Prof. Dr. Nuran Yıldız – Ankara Üniversitesi İletişim Fakültesi Öğretim Üyesi Geçen hafta. İnsanın insana yaptığı akıl almaz kötülüğe tanık olduk. Kanımız dondu. İnsan olmaktan utandık.
Üşümesin diye yoldan aldığı insan kılıklı canavar tarafından “spontane/ anlık” öldürülen taksici cinayetinden söz ediyorum.
İyilik yaptığı biri tarafından öldürülmeye tüm hücrelerimizle isyan ettiğimiz bu günlerde, başlıktaki cümle fazlasıyla anlamsız kaçıyor olsa gerek.
Oysa Hatay’ın çamurlu sokaklarına saplana saplana yürürken baktığım her gözde bu cümleyi gördüm ben: İnsan, insana iyi gelir.
Hatay’da başını sokacağın, çatısı olan ev yok. Ne zaman olur, belli değil.

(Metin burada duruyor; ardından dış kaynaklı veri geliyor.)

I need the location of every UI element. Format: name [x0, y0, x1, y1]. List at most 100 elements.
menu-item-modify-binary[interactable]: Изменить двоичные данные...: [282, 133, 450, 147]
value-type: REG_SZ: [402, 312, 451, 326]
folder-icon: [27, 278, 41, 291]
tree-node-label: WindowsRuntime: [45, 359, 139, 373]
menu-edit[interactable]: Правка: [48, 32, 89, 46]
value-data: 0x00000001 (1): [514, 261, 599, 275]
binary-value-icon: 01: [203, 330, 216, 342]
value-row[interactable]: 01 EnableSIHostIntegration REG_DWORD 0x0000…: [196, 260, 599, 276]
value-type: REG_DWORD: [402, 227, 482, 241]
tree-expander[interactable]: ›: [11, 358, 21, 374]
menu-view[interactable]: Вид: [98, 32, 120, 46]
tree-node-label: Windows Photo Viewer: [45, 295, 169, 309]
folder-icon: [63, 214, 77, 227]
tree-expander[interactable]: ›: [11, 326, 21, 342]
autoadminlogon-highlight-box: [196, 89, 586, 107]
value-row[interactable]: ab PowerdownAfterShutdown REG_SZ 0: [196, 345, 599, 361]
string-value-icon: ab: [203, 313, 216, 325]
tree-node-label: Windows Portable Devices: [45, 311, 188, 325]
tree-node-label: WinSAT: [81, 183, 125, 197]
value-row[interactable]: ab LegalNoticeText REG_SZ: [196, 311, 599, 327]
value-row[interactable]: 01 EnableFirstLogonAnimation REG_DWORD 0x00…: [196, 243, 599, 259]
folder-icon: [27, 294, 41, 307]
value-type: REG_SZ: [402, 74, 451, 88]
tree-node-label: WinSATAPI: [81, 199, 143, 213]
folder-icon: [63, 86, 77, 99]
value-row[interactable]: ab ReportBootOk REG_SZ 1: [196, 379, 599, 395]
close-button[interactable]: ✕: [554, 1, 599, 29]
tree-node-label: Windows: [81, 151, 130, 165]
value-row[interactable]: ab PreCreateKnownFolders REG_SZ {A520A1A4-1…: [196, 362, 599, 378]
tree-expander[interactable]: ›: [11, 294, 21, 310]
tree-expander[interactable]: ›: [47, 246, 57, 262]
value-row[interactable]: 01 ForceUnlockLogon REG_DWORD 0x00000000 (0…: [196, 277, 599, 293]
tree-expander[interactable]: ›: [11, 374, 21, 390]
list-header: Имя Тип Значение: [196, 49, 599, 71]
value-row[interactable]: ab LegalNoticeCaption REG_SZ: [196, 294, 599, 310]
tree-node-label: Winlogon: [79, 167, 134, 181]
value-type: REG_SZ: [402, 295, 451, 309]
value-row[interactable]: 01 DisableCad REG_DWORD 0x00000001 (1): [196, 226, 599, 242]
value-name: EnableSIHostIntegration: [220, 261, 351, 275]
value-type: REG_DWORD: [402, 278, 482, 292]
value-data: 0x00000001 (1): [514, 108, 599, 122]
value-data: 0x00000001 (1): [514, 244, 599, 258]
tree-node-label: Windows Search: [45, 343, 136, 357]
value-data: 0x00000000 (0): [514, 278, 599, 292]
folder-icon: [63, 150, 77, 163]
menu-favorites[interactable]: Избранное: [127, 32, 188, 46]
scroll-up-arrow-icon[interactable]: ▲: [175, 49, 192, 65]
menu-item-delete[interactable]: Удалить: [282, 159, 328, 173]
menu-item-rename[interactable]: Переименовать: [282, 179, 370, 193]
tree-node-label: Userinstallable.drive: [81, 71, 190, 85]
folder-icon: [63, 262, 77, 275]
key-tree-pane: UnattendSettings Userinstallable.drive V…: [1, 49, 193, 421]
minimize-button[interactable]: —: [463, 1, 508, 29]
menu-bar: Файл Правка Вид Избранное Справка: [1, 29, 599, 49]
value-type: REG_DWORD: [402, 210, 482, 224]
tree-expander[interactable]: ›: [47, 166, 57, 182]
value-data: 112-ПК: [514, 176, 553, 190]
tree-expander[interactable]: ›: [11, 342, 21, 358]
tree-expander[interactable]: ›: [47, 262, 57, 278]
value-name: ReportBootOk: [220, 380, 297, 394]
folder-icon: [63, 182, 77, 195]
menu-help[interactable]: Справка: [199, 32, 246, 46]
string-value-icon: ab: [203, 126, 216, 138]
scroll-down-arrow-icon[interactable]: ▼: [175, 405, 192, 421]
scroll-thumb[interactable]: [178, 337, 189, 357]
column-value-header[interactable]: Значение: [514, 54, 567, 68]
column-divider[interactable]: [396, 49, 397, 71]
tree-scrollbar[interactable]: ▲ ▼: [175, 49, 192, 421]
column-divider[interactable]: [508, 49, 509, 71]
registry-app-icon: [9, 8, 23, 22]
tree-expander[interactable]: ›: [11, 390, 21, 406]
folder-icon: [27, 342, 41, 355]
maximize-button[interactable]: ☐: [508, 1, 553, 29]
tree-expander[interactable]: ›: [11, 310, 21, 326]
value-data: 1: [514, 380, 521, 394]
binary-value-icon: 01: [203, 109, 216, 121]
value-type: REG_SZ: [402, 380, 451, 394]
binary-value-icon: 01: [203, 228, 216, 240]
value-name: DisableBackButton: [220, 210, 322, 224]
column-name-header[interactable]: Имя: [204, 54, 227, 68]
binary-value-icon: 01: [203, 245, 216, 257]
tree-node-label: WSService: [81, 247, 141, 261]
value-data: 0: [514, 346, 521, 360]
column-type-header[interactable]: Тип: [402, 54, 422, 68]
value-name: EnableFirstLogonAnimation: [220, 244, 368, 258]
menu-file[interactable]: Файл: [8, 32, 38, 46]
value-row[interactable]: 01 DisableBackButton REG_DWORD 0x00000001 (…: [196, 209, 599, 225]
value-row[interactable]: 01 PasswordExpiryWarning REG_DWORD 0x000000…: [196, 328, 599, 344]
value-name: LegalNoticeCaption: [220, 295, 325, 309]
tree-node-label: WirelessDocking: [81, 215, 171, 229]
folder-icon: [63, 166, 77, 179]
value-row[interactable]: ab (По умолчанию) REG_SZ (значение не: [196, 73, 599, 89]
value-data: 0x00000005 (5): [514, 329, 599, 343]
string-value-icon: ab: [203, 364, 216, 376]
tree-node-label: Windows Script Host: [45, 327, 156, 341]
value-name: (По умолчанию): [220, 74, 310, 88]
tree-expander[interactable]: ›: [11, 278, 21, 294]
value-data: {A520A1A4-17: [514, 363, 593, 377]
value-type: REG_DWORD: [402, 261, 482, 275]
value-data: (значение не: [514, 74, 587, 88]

Hatay’da alt yapı yok. Olması da epey zaman alacak görünüyor. Hatay’da acı da, sorun da çok. Ama ne acı azalıyor, ne de sorun.
Hataylılar yıkık evlerde düşmeye direnen perde misali hayata tutunuyorlar. Sevdikleri ölmüşken yaşıyor olmaktan utana utana nefes alıyorlar.
İstedikleri tek şey, kendilerini anlayan bir başka insan. Birçok insan.
12 Eylül döneminde hayatının 38 ayını hapiste geçiren Erdal Atabek’in “İnsan Sıcağı”nı bilir misiniz?
Sorgudan getirilen arkadaşlarının titremelerini geçirmek için üzerine battaniye örtüyorlar. Titreme geçmiyor.
Yorgan örtüyorlar, geçmiyor.
Koğuşu ısıtıyorlar, geçmiyor.
Ne zaman ki arkadaşlarına sımsıkı sarılıyorlar o zaman titremesi geçiyor. İşte buna “insan sıcağı” denir, başka hiçbir sıcağa benzemez.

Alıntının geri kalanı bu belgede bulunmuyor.